That bug was mostly targeting vlan provider networks but
you mentioned you using geneve and flat networks so this
might not be related.
Multiple components involved so it would be difficult to
narrow it down here without much details as functionality
wise it would have just worked(in my Train OVN environment i
checked it worked fine). So I think it would be best to
start with a bug report at
https://bugs.launchpad.net/neutron/
with details(by reverting the env to previous state bridges,
ovn-cms options configured and DVR enabled).
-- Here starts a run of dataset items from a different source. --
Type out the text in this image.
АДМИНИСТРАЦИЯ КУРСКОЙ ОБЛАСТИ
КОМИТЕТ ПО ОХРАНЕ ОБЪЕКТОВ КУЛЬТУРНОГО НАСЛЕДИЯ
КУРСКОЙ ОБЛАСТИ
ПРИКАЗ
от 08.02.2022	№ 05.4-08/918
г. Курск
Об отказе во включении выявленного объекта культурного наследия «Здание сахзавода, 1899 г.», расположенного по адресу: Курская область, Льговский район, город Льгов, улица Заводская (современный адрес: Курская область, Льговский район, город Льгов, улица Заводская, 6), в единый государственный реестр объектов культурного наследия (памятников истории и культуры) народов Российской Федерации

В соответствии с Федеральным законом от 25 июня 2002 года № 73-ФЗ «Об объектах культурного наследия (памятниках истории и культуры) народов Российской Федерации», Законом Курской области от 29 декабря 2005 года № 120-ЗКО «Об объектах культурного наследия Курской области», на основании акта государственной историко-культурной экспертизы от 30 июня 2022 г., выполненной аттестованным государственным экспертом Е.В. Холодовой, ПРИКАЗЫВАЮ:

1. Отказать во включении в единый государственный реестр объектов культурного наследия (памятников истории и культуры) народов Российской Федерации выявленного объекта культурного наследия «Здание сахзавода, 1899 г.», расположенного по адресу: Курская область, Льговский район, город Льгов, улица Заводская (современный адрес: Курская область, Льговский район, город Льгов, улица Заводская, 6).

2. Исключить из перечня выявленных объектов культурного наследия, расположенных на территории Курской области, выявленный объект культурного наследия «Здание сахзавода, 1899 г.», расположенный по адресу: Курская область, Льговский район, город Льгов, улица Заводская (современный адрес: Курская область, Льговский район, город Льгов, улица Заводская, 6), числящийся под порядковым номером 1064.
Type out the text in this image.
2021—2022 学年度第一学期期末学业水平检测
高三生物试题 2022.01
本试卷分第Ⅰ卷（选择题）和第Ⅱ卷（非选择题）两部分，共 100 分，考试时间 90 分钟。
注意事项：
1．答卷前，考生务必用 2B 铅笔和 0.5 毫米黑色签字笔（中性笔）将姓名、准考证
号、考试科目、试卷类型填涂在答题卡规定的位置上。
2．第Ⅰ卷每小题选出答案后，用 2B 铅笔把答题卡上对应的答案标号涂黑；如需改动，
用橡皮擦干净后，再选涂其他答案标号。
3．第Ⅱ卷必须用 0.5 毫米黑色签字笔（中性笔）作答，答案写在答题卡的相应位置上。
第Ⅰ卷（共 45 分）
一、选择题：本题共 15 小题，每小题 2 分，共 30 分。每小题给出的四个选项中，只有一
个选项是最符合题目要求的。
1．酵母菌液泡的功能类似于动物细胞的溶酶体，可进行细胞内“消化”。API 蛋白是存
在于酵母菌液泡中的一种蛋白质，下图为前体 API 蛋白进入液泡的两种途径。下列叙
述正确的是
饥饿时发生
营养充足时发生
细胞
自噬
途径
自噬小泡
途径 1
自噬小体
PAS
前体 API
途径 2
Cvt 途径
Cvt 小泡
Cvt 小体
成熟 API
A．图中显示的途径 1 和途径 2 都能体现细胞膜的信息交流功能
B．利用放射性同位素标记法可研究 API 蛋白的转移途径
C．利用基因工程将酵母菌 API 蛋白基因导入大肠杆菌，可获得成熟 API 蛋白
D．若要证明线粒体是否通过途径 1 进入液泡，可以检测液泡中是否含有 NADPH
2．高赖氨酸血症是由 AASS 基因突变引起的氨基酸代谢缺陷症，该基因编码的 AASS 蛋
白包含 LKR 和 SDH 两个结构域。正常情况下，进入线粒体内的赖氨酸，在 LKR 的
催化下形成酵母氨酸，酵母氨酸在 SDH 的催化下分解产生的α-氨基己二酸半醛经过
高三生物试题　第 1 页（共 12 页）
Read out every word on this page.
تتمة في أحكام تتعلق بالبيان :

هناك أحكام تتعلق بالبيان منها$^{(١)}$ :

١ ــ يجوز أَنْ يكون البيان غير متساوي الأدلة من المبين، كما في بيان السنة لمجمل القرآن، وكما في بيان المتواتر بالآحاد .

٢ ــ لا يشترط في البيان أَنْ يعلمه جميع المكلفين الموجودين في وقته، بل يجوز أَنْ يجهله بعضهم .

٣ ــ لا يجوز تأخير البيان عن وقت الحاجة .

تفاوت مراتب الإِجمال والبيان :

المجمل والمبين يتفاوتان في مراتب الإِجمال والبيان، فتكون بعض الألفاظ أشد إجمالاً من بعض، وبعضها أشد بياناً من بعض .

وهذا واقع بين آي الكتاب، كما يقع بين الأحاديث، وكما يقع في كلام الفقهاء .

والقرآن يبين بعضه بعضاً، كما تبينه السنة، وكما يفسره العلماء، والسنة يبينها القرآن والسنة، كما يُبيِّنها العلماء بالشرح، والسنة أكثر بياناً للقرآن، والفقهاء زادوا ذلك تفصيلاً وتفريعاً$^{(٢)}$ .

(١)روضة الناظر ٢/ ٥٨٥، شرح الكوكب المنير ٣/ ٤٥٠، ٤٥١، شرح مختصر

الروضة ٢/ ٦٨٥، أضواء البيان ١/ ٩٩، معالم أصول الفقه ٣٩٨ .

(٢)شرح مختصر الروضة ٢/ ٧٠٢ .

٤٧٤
Good to include
details like:-
- Environment details:-
- Number of controller, computes nodes
- Nodes are virtual or physical
- Deployment tool used, Operating System
- Neutron version
- OVN/OVS versions
- Share ovn-controller logs from the compute and controller
node
- Share OVN Northbound and Southbound DB files from the
controller node and ovs conf.db from compute nodes
- Output of resources involved:-
- openstack network agent list
- openstack server list --long
- openstack port list --router <router id>
- Reproduction steps along with output from the
operations(both with good and bad vms)
- Output of below commands from controller and compute
nodes:-
- iptables -L
- netstat -i
- ip addr show
- ovs-vsctl show
- ovs-vsctl list open .
If I remove the provider bridge from the second
hypervisor:
ovs-vsctl remove open . external-ids
ovn-cms-options="enable-chassis-as-gw"
ovs-vsctl remove open . external-ids
ovn-bridge-mappings
ip link set br-provider down
ovs-vsctl del-br br-provider
and disable
enable_distributed_floating_ip
Then both VMs using SNAT on each compute server work.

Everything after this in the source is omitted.